Just before this morning’s Gospel lesson is the story of the Syrophoenician woman who claims the privileges of a dog to beg for Jesus to help in healing her daughter. We see Jesus reaching across prejudice, across lines of insider and outsider, and healing the daughter. Before that, we learn what really makes people unclean is what comes out of their mouths, not what goes in. Mark shows us Jesus changing religious rules to include more people, opening communication where there was deafness and denial before, creating new possibilities for relationship.

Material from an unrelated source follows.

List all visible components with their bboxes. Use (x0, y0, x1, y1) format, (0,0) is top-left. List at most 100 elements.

I wonder where we see this story in the world around us. Certainly in hospitals we are advancing in ways to help people hear and improving our technology and ways of helping people to speak. They are restored to community; it is exciting and awe-inspiring to speak with people who have had hearing restored. It is even more awesome to consider the cases of people who learn to read lips and are trained by skilled therapists to speak even when they cannot hear. There is such a woman in the television sitcom The West Wing. In the story, she is an employee at the White House–highly capable and functioning at the top of our society. Her deafness is not an impediment and she asks for no special treatment. She exemplifies the distinction that is often made between “cured” and “healed.” She is still deaf, but her place in society is healed. She is not an outcast.
Considering the difference between cured and healed, makes me realize that there is another way to think about deafness, too. I am reminded of a story about a man and wife. The wife would often break off a conversation to demand, “Did you hear what I said?” And the husband would look up from his paper mystified. Eventually she learned of a free hearing clinic to be held in town and took her husband for testing. The doctor, after the hearing test, told the man, “Sir, your hearing is fine. But you might need a marriage counselor.”
It is true, I think, that we often tune each other out. Husbands turn a deaf ear to wives, children tune out their parents. Sometimes communities of people will not hear the plea for help from poor neighbors. One of the greatest challenges to people trying to raise an issue on a national level is getting heard, breaking through the indifference of the news media, the politician’s agendas for re-election. Yet our protests are in a way perhaps like the prayer of Jesus praying for the deaf man, praying for all who are deaf to families and neighbors, a plea that ears be opened.
Deafness and denial have played a big part in my own life. Sometimes it required a terrible event to open my ears. And yet I have learned that I can prayerfully open myself to the ways I might be deaf; when I feel a kind of agitation or anger inside, I know it is an invitation to stop, to consider, and pray to God for help. An even greater step is to make my needs known to friends or trust them when they suggest I might need help. I know my friends can bring me to a place where I can get in the way of Jesus. My friends have gotten me to church, gathered me up in prayerful support, and thus encouraged me to get the help I need to hear what is going on in my life. In all of this they have been like Jesus in their ministering to me, praying that I might be healed, that my ears might be opened to what’s going on around me.
Who are the people around you at home or at work or school that you do not hear? Are there friends in your life trying to get you to listen to something you don’t want to hear? Do you pray for Jesus to open your ears, clear your mouth, and restore you to community where there are ever-expanding circles of friends–and no outcasts?